Wheat and Milo Stubble To Benefit Nebraska Wildlife

Wildlife could benefit from a new conservation program being offered in southern and western Nebraska. The Nebraska Environmental Trust has awarded $1.5 million to the Nebraska Game and Parks Commission to enroll farmers into the Crop Stubble Management, Wildlife and Water Conservation Program for next three years.

Farmers are being encouraged to leave tall wheat or milo in the field for for wildlife and water conservation. Tall, undisturbed stubble has been shown to provide multiple benefits to pheasants, quail and other wildlife from the end of summer through winter. Nebraska Game and Parks District Supervisor Matt Steffl says pheasants, especially benefit from the tall wheat stubble.

The program will be offered in the natural resource districts (NRDs) in southern and western Nebraska including Upper Niobrara-White, North Platte, South Platte NRDs.

A similar program was offered about five to 10 years ago. Steffel says this program has different requirements and more financial incentives to farmers. Producers within the project area may receive $10 per acre to leave wheat and/or milo stubble 14 inches or taller undisturbed until April 1 of the following year. Eligible producers may enroll up to 320 acres per year for two years.

Informational meeting will be offered this week throughout the panhandle.

On Wednesday, April 24, Alliance: Noon-2 p.m., Alliance Public Library - for Box Butte, Morrill and Garden Counties (Upper Niobrara-White NRD)

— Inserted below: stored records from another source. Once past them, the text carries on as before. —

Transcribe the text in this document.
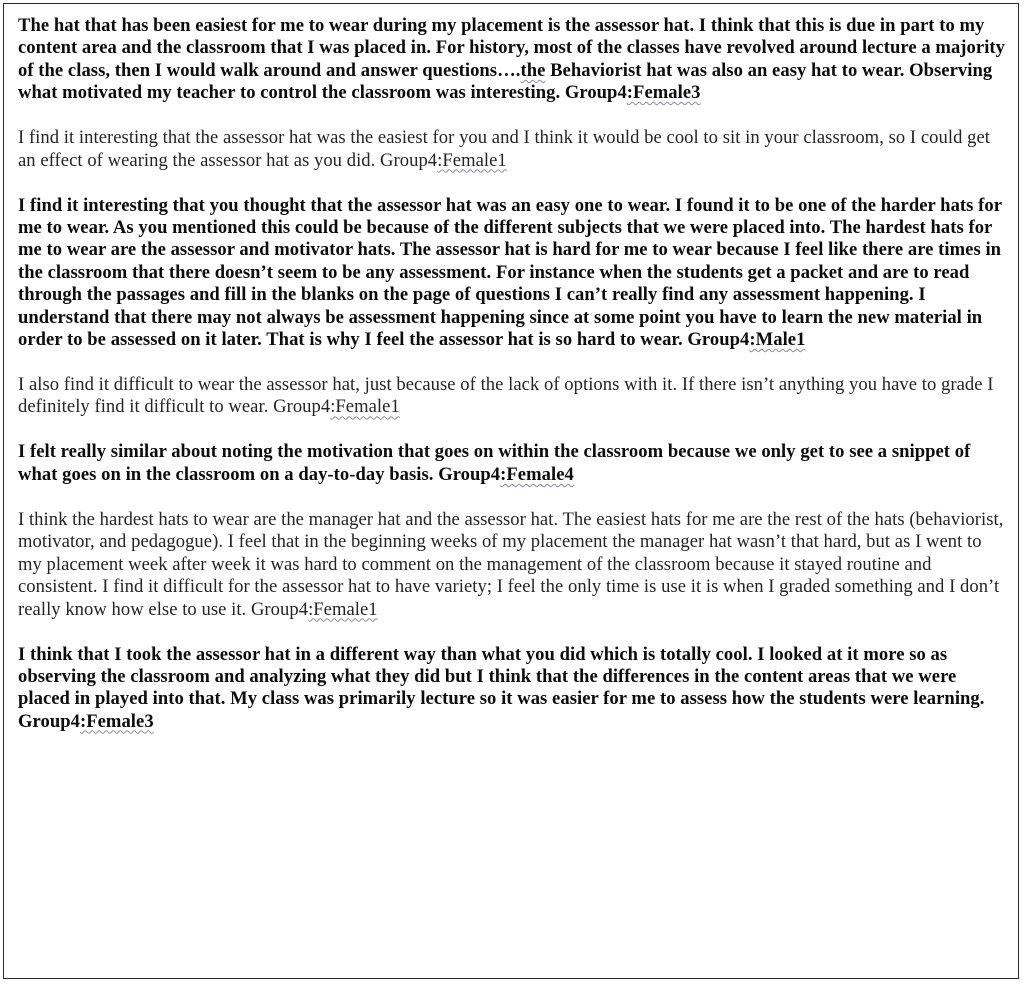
The hat that has been easiest for me to wear during my placement is the assessor hat. I think that this is due in part to my content area and the classroom that I was placed in. For history, most of the classes have revolved around lecture a majority of the class, then I would walk around and answer questions….the Behaviorist hat was also an easy hat to wear. Observing what motivated my teacher to control the classroom was interesting. Group4:Female3

I find it interesting that the assessor hat was the easiest for you and I think it would be cool to sit in your classroom, so I could get an effect of wearing the assessor hat as you did. Group4:Female1

I find it interesting that you thought that the assessor hat was an easy one to wear. I found it to be one of the harder hats for me to wear. As you mentioned this could be because of the different subjects that we were placed into. The hardest hats for me to wear are the assessor and motivator hats. The assessor hat is hard for me to wear because I feel like there are times in the classroom that there doesn’t seem to be any assessment. For instance when the students get a packet and are to read through the passages and fill in the blanks on the page of questions I can’t really find any assessment happening. I understand that there may not always be assessment happening since at some point you have to learn the new material in order to be assessed on it later. That is why I feel the assessor hat is so hard to wear. Group4:Male1

I also find it difficult to wear the assessor hat, just because of the lack of options with it. If there isn’t anything you have to grade I definitely find it difficult to wear. Group4:Female1

I felt really similar about noting the motivation that goes on within the classroom because we only get to see a snippet of what goes on in the classroom on a day-to-day basis. Group4:Female4

I think the hardest hats to wear are the manager hat and the assessor hat. The easiest hats for me are the rest of the hats (behaviorist, motivator, and pedagogue). I feel that in the beginning weeks of my placement the manager hat wasn’t that hard, but as I went to my placement week after week it was hard to comment on the management of the classroom because it stayed routine and consistent. I find it difficult for the assessor hat to have variety; I feel the only time is use it is when I graded something and I don’t really know how else to use it. Group4:Female1

I think that I took the assessor hat in a different way than what you did which is totally cool. I looked at it more so as observing the classroom and analyzing what they did but I think that the differences in the content areas that we were placed in played into that. My class was primarily lecture so it was easier for me to assess how the students were learning. Group4:Female3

Wedneday night at Rushville: 6-8 p.m., Rushville American Legionfor Sheridan, Dawes and Garden County,

Then on Thursday, April 25, Scottsbluff: Noon-2 p.m., North Platte NRD, for Scotts Bluff and Banner Counties

Then Thursday night at Sidney: 6-8 p.m.: at the South Platte NRD, for Kimball, Cheyenne and Deuel counties

If you are interested in the program, but can't make any of the meetings this week, producers can in get more information through the local USDA office.

The application deadline is June first for the wheat that is in the ground right now.